Martina Lidwina Caruso

Dr. Martina Lidwina Caruso

historienne de l’art indépendante (mai – juillet 2021)

projet de recherche : Cold War Conspiracies? Anti-Americanism in the Work of Giulio Turcato and André Fougeron

Vita

Martina Caruso is an art historian, writer and curator. Since completing her BA at the University of Oxford (2002) and her PhD at the Courtauld Institute of Art (2013), she has lectured on the history and theory of art, photography and architecture at the University of the Arts London, Paris Assas and John Cabot University in Rome.
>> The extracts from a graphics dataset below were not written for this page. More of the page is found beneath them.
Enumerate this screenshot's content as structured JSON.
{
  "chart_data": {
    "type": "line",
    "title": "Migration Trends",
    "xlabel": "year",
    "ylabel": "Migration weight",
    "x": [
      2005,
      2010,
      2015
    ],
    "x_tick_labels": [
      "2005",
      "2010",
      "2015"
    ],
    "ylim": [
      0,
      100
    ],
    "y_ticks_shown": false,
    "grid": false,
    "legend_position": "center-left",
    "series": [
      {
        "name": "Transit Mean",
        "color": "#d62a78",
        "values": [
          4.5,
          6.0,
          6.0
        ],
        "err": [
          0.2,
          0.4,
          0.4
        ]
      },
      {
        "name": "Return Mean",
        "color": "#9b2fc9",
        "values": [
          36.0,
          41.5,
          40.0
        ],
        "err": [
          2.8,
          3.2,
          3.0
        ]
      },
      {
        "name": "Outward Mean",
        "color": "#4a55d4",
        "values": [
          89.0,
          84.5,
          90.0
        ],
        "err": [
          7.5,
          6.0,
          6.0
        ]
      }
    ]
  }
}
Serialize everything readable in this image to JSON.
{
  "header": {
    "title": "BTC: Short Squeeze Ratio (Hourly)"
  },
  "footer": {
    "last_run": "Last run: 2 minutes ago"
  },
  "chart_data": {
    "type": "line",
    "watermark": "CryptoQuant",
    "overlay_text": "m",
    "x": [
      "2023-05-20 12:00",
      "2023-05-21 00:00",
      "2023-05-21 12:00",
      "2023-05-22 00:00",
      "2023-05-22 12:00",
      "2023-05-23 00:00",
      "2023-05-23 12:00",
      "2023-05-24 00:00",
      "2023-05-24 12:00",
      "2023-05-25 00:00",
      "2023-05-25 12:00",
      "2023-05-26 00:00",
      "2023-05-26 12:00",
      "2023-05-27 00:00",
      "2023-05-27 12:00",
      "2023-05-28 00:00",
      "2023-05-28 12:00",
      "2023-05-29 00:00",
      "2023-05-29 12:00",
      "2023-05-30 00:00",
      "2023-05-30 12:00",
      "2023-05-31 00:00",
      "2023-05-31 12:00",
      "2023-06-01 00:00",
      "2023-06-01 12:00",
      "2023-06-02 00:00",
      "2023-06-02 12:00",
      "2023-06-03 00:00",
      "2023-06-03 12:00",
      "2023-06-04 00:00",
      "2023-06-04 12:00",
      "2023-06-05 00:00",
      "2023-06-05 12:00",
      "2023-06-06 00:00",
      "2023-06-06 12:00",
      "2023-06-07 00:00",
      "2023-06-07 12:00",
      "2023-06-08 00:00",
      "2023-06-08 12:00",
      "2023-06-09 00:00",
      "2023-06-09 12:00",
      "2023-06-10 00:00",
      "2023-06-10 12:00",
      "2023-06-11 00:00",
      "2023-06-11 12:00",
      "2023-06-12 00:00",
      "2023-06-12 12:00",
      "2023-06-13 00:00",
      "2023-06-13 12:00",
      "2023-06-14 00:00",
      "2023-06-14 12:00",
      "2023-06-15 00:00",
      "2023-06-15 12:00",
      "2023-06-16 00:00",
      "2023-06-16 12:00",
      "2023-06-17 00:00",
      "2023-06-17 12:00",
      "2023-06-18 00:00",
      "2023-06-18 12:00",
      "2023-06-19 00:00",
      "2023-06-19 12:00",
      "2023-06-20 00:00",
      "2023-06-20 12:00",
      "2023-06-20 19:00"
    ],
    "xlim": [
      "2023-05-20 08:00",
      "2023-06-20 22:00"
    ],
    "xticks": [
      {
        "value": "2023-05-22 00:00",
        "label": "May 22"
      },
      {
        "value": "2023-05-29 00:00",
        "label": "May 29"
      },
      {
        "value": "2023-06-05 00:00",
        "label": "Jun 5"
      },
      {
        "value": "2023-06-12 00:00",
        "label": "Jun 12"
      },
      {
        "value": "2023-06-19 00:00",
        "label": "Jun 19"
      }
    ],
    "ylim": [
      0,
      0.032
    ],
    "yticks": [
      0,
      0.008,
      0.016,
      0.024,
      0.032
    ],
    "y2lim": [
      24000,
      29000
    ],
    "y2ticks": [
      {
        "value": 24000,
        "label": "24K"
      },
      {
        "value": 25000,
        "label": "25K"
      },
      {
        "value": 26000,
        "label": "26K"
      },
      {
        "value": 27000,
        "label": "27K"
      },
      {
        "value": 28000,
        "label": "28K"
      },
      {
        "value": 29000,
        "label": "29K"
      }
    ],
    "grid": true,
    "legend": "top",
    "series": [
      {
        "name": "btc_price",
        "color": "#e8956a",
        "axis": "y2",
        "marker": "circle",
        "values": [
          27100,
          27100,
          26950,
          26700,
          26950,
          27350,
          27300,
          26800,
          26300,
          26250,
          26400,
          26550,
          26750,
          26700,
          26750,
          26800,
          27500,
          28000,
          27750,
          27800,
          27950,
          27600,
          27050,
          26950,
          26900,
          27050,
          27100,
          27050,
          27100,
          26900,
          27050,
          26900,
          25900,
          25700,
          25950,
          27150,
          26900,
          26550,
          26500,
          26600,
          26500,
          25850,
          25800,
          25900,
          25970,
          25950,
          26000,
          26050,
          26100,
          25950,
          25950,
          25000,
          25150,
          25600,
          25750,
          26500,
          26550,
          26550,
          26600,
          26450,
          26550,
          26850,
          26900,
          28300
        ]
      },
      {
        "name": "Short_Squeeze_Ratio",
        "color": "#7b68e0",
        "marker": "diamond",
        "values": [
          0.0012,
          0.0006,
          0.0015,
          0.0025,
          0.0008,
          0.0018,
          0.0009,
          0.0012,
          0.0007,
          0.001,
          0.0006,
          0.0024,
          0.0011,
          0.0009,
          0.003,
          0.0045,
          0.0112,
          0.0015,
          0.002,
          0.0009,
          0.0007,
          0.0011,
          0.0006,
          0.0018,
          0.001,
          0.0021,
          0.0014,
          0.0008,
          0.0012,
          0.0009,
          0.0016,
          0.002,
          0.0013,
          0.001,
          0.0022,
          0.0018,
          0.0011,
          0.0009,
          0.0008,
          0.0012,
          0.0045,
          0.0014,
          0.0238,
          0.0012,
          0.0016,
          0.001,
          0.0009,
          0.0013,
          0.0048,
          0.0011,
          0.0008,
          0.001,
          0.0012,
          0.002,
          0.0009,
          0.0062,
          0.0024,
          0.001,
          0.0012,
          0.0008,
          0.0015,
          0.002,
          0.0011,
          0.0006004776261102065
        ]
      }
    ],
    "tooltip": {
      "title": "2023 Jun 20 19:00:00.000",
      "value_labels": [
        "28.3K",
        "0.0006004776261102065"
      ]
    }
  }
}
Her book Italian Humanist Photography from Fascism to the Cold War was published with Bloomsbury in 2016. Martina was co-Director of the Giulio Turcato Archives and held the position of Assistant Director of Art, Architecture and the Creative Industries at the British School at Rome. She has curated exhibitions in Rome, New York and London. She is working on a monograph on the gaps between private memoirs and public memory under Fascism, she is researching the lives and work of British photographers Agnes and Dora Bulwer. In 2021, she has been awarded the six-month Paris x Rome Fellowship by the German Center for Art History Paris (Max Weber Foundation) and the Bibliotheca Hertziana (Max Planck Institute for Art History) for a research project on Cold War conspiracies and anti-Americanism in post-war Italian and French painting.

Axes de recherche

Cold War Conspiracies? Anti-Americanism and Zoomorphism in Italian and French Painting

 

This research aims to build the counter-story to that which has been ascertained in scholarship since the mid-1990s that is the covert US promotion of abstract expressionism in particular in Europe via organs pertaining to the CIA. Arguably, the question of American versus Sino-Soviet foreign policy in the portrayal of the Korean War had a significant impact on artists that has not been addressed in sufficient depth.

 

Anti-Americanism, often considered a synonym of anti-imperialism, was a powerful drive amongst Western European artists and intellectuals during the Cold War in particular regarding US interventionism, often laced with conspiracy theories. The moot point of whether or not the United States used biological weapons in the Korean War in 1952 in breach of the Geneva Conventions both lies at the heart of this research and is marginal to it. What interests me in these still unresolved allegations is the way in which French and Italian artists exposed to the Communist news narratives of infected insects and anti-Americanism interpreted such images in their paintings.

 

At the dawn of the atomic age, the idea of the apocalypse was a reality with which artists had to measure themselves. It is within this intellectual environment of conspiracy surrounding the scientific advancements of military warfare that I create connections between very different artists. Lying at the intersection of cultural science studies and art history, my research seeks to understand how artists were translating anti-Americanism via their reading of the news and in relation to a postnuclear imagination in which insects took an abiding role provoked by the events of the war.